Sebanyak 45 siswa yang merupakan perwakilan dari masing-masing kelas mengikuti kegiatan yang dirancang sebagai ruang dialog, konsultasi, dan pendampingan keagamaan bagi generasi muda.
Kegiatan KARMA menjadi bagian dari upaya Kementerian Agama dalam menghadirkan layanan keagamaan yang lebih dekat dengan masyarakat, khususnya kalangan remaja. Program ini juga sejalan dengan Asta Protas Kementerian Agama RI yang menitikberatkan pada penguatan moderasi beragama, peningkatan kualitas kehidupan beragama, serta layanan keagamaan yang berdampak langsung bagi masyarakat.
Berbeda dengan pola penyuluhan konvensional, KARMA hadir melalui pendekatan yang santai, humanis, dan tidak menggurui. Para siswa diberikan ruang aman untuk menyampaikan berbagai keresahan yang mereka alami selama masa remaja, baik yang berkaitan dengan keluarga, pendidikan, maupun lingkungan sosial.
“Di tengah rumitnya masa remaja, Penyuluh Agama hadir sebagai pendamping arah dan penguat langkah,” ujar Penyuluh Agama Hindu Kemenag Klungkung, Ayu Putri Suryaningrat.
Dalam sesi diskusi, para siswa tampak antusias berbagi pengalaman dan persoalan yang mereka hadapi. Beberapa mengungkapkan kegelisahan karena cita-cita yang belum mendapat dukungan, tekanan mental akibat komentar negatif dari lingkungan sekitar, hingga rasa kurang percaya diri karena sering menerima ejekan dari teman sebaya.
Menanggapi hal tersebut, para Penyuluh Agama Hindu hadir bukan hanya sebagai narasumber, tetapi juga sebagai sahabat dialog yang siap mendengar, memahami, dan memberikan penguatan. Pendampingan dilakukan melalui pendekatan moral, psikologis, dan spiritual agar para siswa mampu mengelola emosi, membangun kepercayaan diri, serta tetap berpegang pada nilai-nilai dharma dalam menjalani kehidupan sehari-hari.
Kepala SMK Negeri 1 Klungkung, Sri Rejeki, menyambut baik pelaksanaan kegiatan tersebut. Menurutnya, remaja saat ini membutuhkan ruang komunikasi yang dekat dengan dunia mereka.
“Anak-anak membutuhkan bahasa yang dekat dengan mereka. KARMA hadir dengan pendekatan tersebut. Harapannya, nilai-nilai dharma tidak hanya menjadi hafalan, tetapi tumbuh menjadi gaya hidup, pegangan etika, dan sumber kekuatan dalam menghadapi berbagai tantangan masa remaja,” ujarnya.
Suasana hangat dan terbuka yang tercipta selama kegiatan membuat para siswa merasa nyaman untuk melanjutkan komunikasi dengan para penyuluh. Bahkan, beberapa siswa secara sukarela bertukar kontak untuk memperoleh pendampingan lanjutan, baik secara daring maupun luring.

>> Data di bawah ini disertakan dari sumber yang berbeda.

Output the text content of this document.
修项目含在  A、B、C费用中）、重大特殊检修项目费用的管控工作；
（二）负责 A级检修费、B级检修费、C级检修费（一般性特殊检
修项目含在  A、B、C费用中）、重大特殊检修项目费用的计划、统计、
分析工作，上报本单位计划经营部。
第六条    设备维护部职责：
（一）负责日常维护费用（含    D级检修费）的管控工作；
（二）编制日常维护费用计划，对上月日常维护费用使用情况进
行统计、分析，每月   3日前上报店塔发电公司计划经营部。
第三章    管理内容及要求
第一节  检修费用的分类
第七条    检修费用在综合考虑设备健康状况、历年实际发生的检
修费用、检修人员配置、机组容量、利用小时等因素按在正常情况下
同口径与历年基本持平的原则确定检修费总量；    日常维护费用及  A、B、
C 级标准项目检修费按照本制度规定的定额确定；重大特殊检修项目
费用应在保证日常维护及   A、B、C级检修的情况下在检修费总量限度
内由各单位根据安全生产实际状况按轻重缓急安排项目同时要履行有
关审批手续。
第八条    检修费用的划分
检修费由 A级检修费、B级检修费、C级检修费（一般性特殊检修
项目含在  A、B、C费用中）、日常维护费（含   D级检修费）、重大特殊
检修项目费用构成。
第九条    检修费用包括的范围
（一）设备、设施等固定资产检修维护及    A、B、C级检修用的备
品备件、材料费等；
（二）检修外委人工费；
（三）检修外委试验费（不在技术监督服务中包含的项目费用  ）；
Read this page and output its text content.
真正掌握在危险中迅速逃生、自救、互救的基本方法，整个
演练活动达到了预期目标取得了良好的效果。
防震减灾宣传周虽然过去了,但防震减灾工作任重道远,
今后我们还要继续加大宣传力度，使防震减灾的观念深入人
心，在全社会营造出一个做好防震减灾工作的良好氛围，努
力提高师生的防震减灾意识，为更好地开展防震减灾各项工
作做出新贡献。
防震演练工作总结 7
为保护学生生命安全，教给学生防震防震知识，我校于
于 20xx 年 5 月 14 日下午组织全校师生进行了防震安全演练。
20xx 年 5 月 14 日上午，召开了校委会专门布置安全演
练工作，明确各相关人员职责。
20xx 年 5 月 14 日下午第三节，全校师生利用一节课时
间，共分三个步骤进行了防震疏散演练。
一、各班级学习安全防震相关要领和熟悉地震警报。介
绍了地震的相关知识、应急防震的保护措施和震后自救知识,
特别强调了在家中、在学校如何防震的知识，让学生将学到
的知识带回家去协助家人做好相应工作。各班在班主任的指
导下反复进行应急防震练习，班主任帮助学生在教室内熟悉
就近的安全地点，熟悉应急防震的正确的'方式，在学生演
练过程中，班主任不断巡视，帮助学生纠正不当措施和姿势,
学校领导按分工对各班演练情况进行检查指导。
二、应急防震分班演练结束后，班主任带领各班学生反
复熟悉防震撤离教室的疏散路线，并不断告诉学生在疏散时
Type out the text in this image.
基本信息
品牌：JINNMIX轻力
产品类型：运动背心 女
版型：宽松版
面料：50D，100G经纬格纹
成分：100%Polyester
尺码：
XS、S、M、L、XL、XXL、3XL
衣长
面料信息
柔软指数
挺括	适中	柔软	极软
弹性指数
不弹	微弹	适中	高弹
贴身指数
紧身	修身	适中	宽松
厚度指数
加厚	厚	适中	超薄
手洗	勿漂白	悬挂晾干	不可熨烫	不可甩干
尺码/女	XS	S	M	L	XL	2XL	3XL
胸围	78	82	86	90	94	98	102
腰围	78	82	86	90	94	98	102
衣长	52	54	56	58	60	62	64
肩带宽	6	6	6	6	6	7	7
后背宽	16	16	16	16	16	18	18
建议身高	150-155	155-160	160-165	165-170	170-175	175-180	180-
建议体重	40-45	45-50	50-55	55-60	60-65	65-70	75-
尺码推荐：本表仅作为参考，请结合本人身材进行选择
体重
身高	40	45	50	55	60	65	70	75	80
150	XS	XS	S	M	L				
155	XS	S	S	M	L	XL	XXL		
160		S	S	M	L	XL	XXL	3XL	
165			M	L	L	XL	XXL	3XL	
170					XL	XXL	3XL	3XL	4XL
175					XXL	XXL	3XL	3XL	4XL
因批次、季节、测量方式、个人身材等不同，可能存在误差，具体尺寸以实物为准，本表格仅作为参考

Hal ini menunjukkan bahwa KARMA bukan sekadar kegiatan seremonial, melainkan menjadi awal terbentuknya ruang konsultasi dan pendampingan berkelanjutan bagi generasi muda. Melalui pendekatan yang lebih dekat, relevan, dan penuh empati, Kementerian Agama Kabupaten Klungkung berharap para remaja dapat tumbuh menjadi generasi yang sehat secara mental, kuat secara spiritual, dan tetap berpijak pada nilai-nilai dharma di tengah dinamika zaman.